For a scientist who never envisioned herself conducting human studies, Bankova says launching this trial was an unexpected career twist.
“I always imagined that the way I would be a physician-scientist is by talking to patients, becoming interested in a clinical question and then conducting mouse studies to find the answer from a mechanistic standpoint,” Bankova said. “I think that if it wasn’t for Kara, I probably still would’ve just been intrigued by this problem and read a lot about it. Between this personal connection and it being the right time, in terms of where my research was headed, I felt an additional motivation to get this study going.”
Exploring the Mystery
A large part of what makes this area ripe for investigation is that there are still so many unknowns surrounding post-COVID anosmia, Bankova said.
“As a patient, you never want to be the ‘interesting’ patient,” she said. “But as a scientist, it’s always exciting to work on a mystery. For most things in medicine, we can come up with some hypothesis for why something might be happening, and we don’t have a very good one yet here.”
When people lose their sense of smell, Bankova explained, there often are three explanations: inflammation usually manifested as congestion, trauma that has damaged the olfactory mucosa or a defect of the signaling from the olfactory mucosa to the brain. None of those is clearly present in people with COVID-19.

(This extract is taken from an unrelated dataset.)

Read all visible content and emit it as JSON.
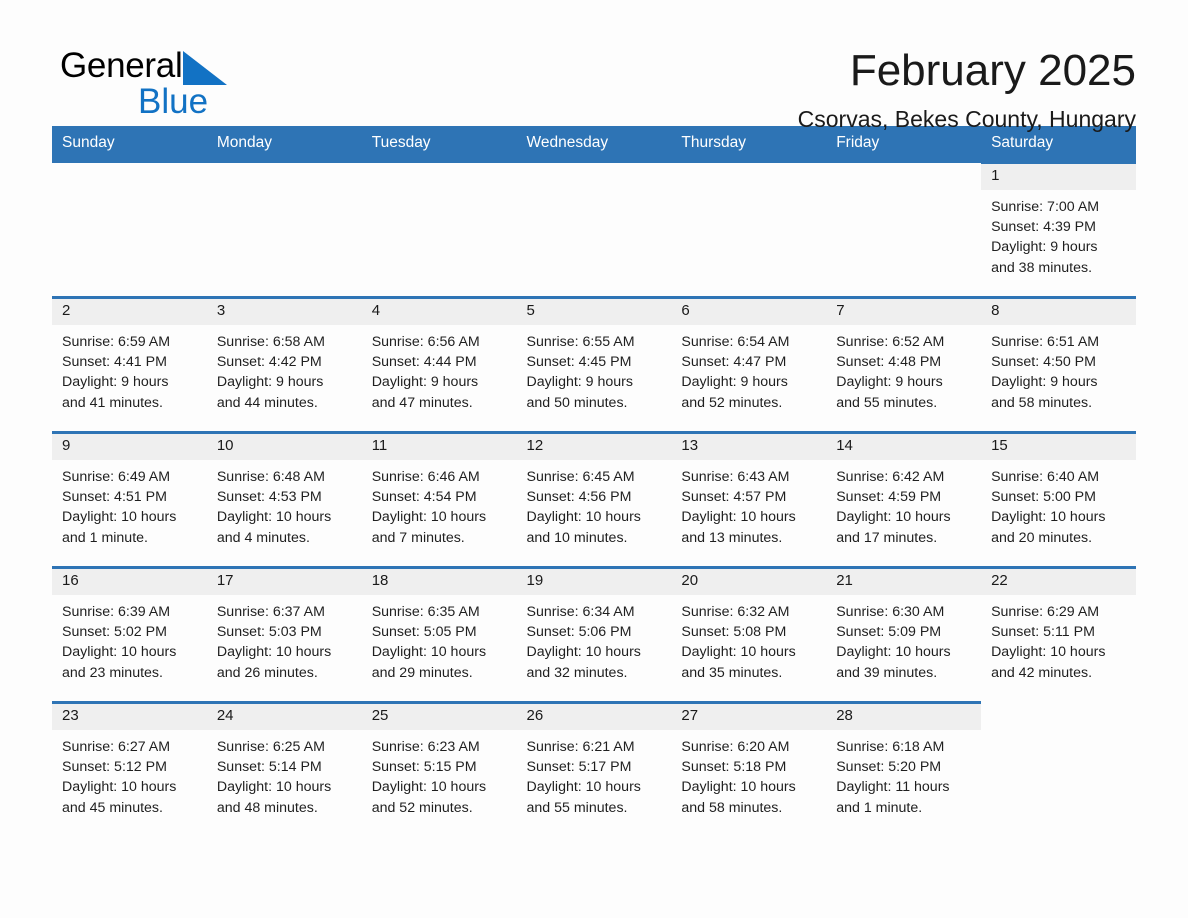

One challenging aspect of studying post-COVID anosmia is that it can be difficult to access the area of the nose that’s responsible for our sense of smell, Bankova added.
“It’s very high up in the nose, and in humans it’s a tiny, tiny little area,” she explained. “Most studies that have looked into COVID in the nose so far have been doing nasal swabs in the part of the nose that conducts air, but not the part that’s responsible for our sense of smell.”
For their trial, Bankova and her team will provide study participants with sponges to collect nasal fluids and compare how those samples change over time in three groups: people who lost and regained their sense of smell and/or taste, people who continue to experience post-COVID anosmia and healthy individuals who never had COVID-19. The team will also use specialized swabs that can comfortably reach the olfactory mucosa, collect cells from that area and then conduct genetic sequencing to better understand the differences in those cells between the three groups.
While the trial is just getting started, VanGuilder said she is excited to enroll as a participant and remains optimistic that science will point to a solution.
“I believe that Dr. Bankova’s work is going to be transformative,” she said. “Maybe one day I’ll wake up and coffee will taste great again. In the meantime, I’m staying hopeful.”